The Trust Board of the Ashram Trust is scrambling for damage control following the conscientious resignation of the senior-most Trustee of the Ashram, Albert Patel.
At first the Trustees begged Albert-da not to resign. When they found him adamant, Manoj Das Gupta, the Managing Trustee, put great pressure on him to sign a second letter of resignation where he would declare his resignation on grounds of “loss of memory and ill-health”. This is a dangerous trick that he has played with others earlier, but which everyone sees through now.
Failing all these options, Manoj Das Gupta has now ordered his men to spread the word that Albert-da is resigning only in March and not before.
Meanwhile the Trustees are in a desperate search to find a suitable successor. But this is not an easy task any more. To begin with, any successor must be someone who will swear personal loyalty to Manoj Das Gupta as against Sri Aurobindo. Some of the names being discussed include Vishweshwar, Chitra Sen and Swadesh Chatterjee who have for long proved their personal loyalties.
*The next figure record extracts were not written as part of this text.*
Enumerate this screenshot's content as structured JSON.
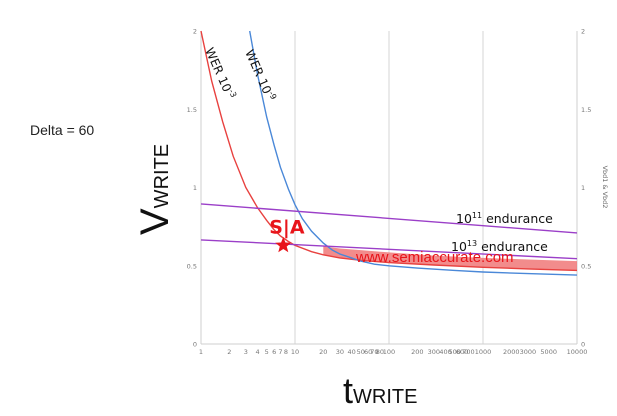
{
  "chart_data": {
    "type": "line",
    "title": "",
    "note": "Delta = 60",
    "xlabel": {
      "base": "t",
      "sub": "WRITE"
    },
    "ylabel": {
      "base": "V",
      "sub": "WRITE"
    },
    "y2label": "Vbd1 & Vbd2",
    "x_scale": "log",
    "xlim": [
      1,
      10000
    ],
    "ylim": [
      0,
      2
    ],
    "x_ticks": [
      {
        "v": 1,
        "label": "1",
        "major": true
      },
      {
        "v": 2,
        "label": "2",
        "major": false
      },
      {
        "v": 3,
        "label": "3",
        "major": false
      },
      {
        "v": 4,
        "label": "4",
        "major": false
      },
      {
        "v": 5,
        "label": "5",
        "major": false
      },
      {
        "v": 6,
        "label": "6",
        "major": false
      },
      {
        "v": 7,
        "label": "7",
        "major": false
      },
      {
        "v": 8,
        "label": "8",
        "major": false
      },
      {
        "v": 10,
        "label": "10",
        "major": true
      },
      {
        "v": 20,
        "label": "20",
        "major": false
      },
      {
        "v": 30,
        "label": "30",
        "major": false
      },
      {
        "v": 40,
        "label": "40",
        "major": false
      },
      {
        "v": 50,
        "label": "50",
        "major": false
      },
      {
        "v": 60,
        "label": "60",
        "major": false
      },
      {
        "v": 70,
        "label": "70",
        "major": false
      },
      {
        "v": 80,
        "label": "80",
        "major": false
      },
      {
        "v": 100,
        "label": "100",
        "major": true
      },
      {
        "v": 200,
        "label": "200",
        "major": false
      },
      {
        "v": 300,
        "label": "300",
        "major": false
      },
      {
        "v": 400,
        "label": "400",
        "major": false
      },
      {
        "v": 500,
        "label": "500",
        "major": false
      },
      {
        "v": 600,
        "label": "600",
        "major": false
      },
      {
        "v": 700,
        "label": "700",
        "major": false
      },
      {
        "v": 1000,
        "label": "1000",
        "major": true
      },
      {
        "v": 2000,
        "label": "2000",
        "major": false
      },
      {
        "v": 3000,
        "label": "3000",
        "major": false
      },
      {
        "v": 5000,
        "label": "5000",
        "major": false
      },
      {
        "v": 10000,
        "label": "10000",
        "major": true
      }
    ],
    "y_ticks": [
      {
        "v": 0,
        "label": "0"
      },
      {
        "v": 0.5,
        "label": "0.5"
      },
      {
        "v": 1,
        "label": "1"
      },
      {
        "v": 1.5,
        "label": "1.5"
      },
      {
        "v": 2,
        "label": "2"
      }
    ],
    "series": [
      {
        "name": "WER 10-3",
        "label_base": "WER 10",
        "label_sup": "-3",
        "color": "#e8413f",
        "x": [
          1,
          1.3,
          1.7,
          2.2,
          3,
          4,
          5,
          6,
          7,
          8.5,
          10,
          15,
          20,
          30,
          50,
          100,
          300,
          1000,
          3000,
          10000
        ],
        "y": [
          2.0,
          1.68,
          1.42,
          1.2,
          1.0,
          0.87,
          0.79,
          0.73,
          0.69,
          0.655,
          0.63,
          0.59,
          0.57,
          0.55,
          0.535,
          0.52,
          0.505,
          0.49,
          0.48,
          0.47
        ]
      },
      {
        "name": "WER 10-9",
        "label_base": "WER 10",
        "label_sup": "-9",
        "color": "#4a88d8",
        "x": [
          3.3,
          4,
          5,
          6,
          7,
          8.5,
          10,
          12,
          15,
          20,
          25,
          30,
          40,
          50,
          70,
          100,
          200,
          500,
          1000,
          3000,
          10000
        ],
        "y": [
          2.0,
          1.72,
          1.45,
          1.27,
          1.13,
          0.99,
          0.89,
          0.8,
          0.72,
          0.645,
          0.6,
          0.575,
          0.55,
          0.53,
          0.51,
          0.5,
          0.485,
          0.47,
          0.46,
          0.45,
          0.44
        ]
      },
      {
        "name": "10^11 endurance",
        "label_base": "10",
        "label_sup": "11",
        "label_rest": " endurance",
        "color": "#9b3fc8",
        "x": [
          1,
          10000
        ],
        "y": [
          0.895,
          0.71
        ]
      },
      {
        "name": "10^13 endurance",
        "label_base": "10",
        "label_sup": "13",
        "label_rest": " endurance",
        "color": "#9b3fc8",
        "x": [
          1,
          10000
        ],
        "y": [
          0.665,
          0.545
        ]
      }
    ],
    "band": {
      "color": "#f07878",
      "x": [
        20,
        30,
        50,
        100,
        300,
        1000,
        3000,
        10000
      ],
      "y_top": [
        0.625,
        0.61,
        0.6,
        0.585,
        0.565,
        0.55,
        0.54,
        0.53
      ],
      "y_bottom": [
        0.57,
        0.55,
        0.535,
        0.52,
        0.505,
        0.49,
        0.48,
        0.47
      ]
    },
    "marker": {
      "x": 7.5,
      "y": 0.63,
      "color": "#e8141a",
      "label": "S|A"
    },
    "watermark": "www.semiaccurate.com"
  }
}
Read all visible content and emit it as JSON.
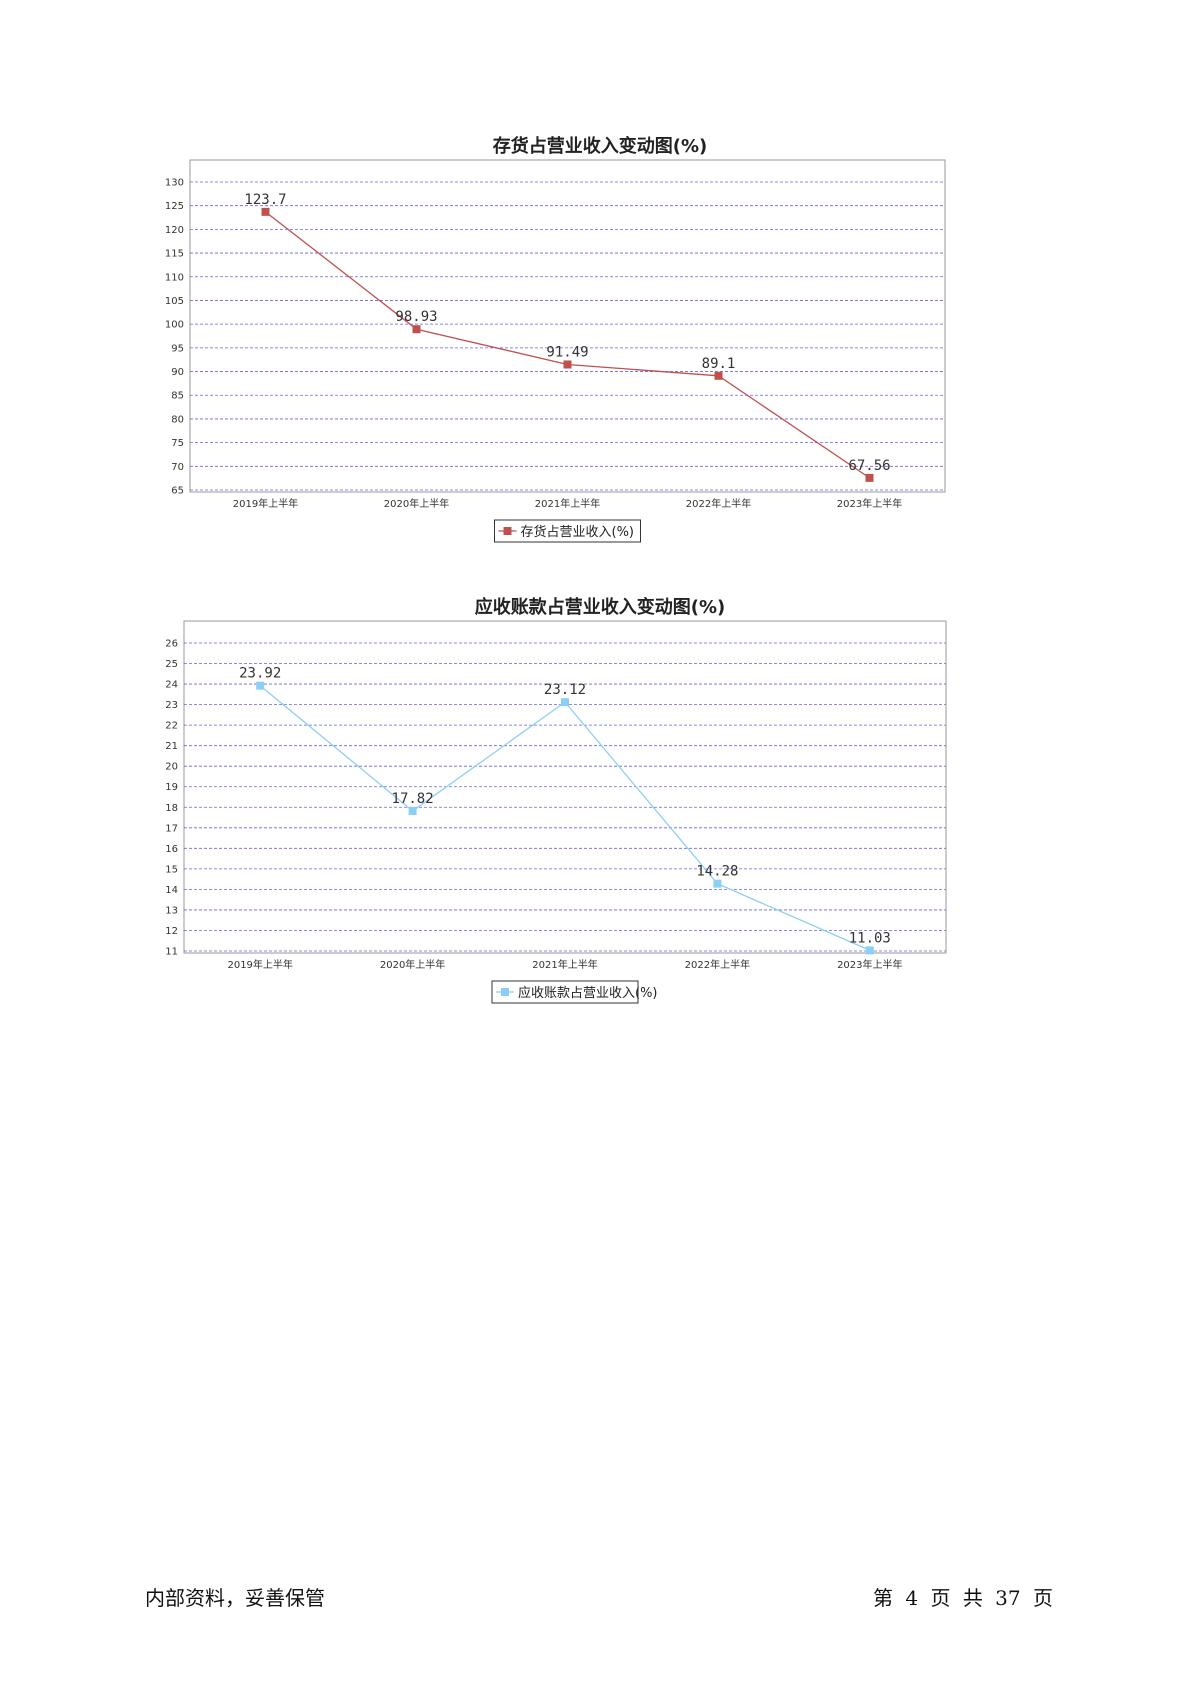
{
  "chart_data": [
    {
      "type": "line",
      "title": "存货占营业收入变动图(%)",
      "categories": [
        "2019年上半年",
        "2020年上半年",
        "2021年上半年",
        "2022年上半年",
        "2023年上半年"
      ],
      "series": [
        {
          "name": "存货占营业收入(%)",
          "values": [
            123.7,
            98.93,
            91.49,
            89.1,
            67.56
          ],
          "color": "#c0504d"
        }
      ],
      "value_labels": [
        "123.7",
        "98.93",
        "91.49",
        "89.1",
        "67.56"
      ],
      "ylim": [
        65,
        130
      ],
      "yticks": [
        65,
        70,
        75,
        80,
        85,
        90,
        95,
        100,
        105,
        110,
        115,
        120,
        125,
        130
      ],
      "grid": true,
      "grid_color": "#6666dd",
      "legend": "bottom-center"
    },
    {
      "type": "line",
      "title": "应收账款占营业收入变动图(%)",
      "categories": [
        "2019年上半年",
        "2020年上半年",
        "2021年上半年",
        "2022年上半年",
        "2023年上半年"
      ],
      "series": [
        {
          "name": "应收账款占营业收入(%)",
          "values": [
            23.92,
            17.82,
            23.12,
            14.28,
            11.03
          ],
          "color": "#8dcff4"
        }
      ],
      "value_labels": [
        "23.92",
        "17.82",
        "23.12",
        "14.28",
        "11.03"
      ],
      "ylim": [
        11,
        26
      ],
      "yticks": [
        11,
        12,
        13,
        14,
        15,
        16,
        17,
        18,
        19,
        20,
        21,
        22,
        23,
        24,
        25,
        26
      ],
      "grid": true,
      "grid_color": "#6666dd",
      "legend": "bottom-center"
    }
  ],
  "footer": {
    "left": "内部资料，妥善保管",
    "right": "第 4 页  共 37 页"
  }
}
But the thinking within the Board is to try for a better public profile to soften the widespread criticism. Two names are being discussed openly: Jhumur Bhattacharya who has been one of Manoj Das Gupta’s preferred girl-friends from his young days at theatre, and whom he has been steadily promoting first as a spiritual figurehead and later as head of the Ashram’s college and its alumni journal, and now as keeper of the Mother’s room. But the dark horse is Meera Gupta whom he had earlier assigned as head of the Ashram’s book distribution agency, and who was recently working overtime organising the Ashram-wide signature campaign to garner support to save the Trustees from going to jail.
But therein lies the rub. Although there are enough people waiting to serve the Trustees in their abuse of Sri Aurobindo, none of them is keen to go to jail with them!
Vishweshwar and Chitra Sen are already telling all those who care to ask that they are too old to take up such responsibilities. Swadesh, it is felt, does not bring any value to the Trust Board. Jhumur Bhattacharya is excusing herself saying she already has too many responsibilities. Meera Gupta alone has kept a strategic silence. When asked of her chances of becoming a Trustee, she merely said, “It is for them to decide.” But she did not appear too enthusiastic. After all selling one’s conscience is easier than going to jail for life.
Albert-da may well turn out to be smartest of them all.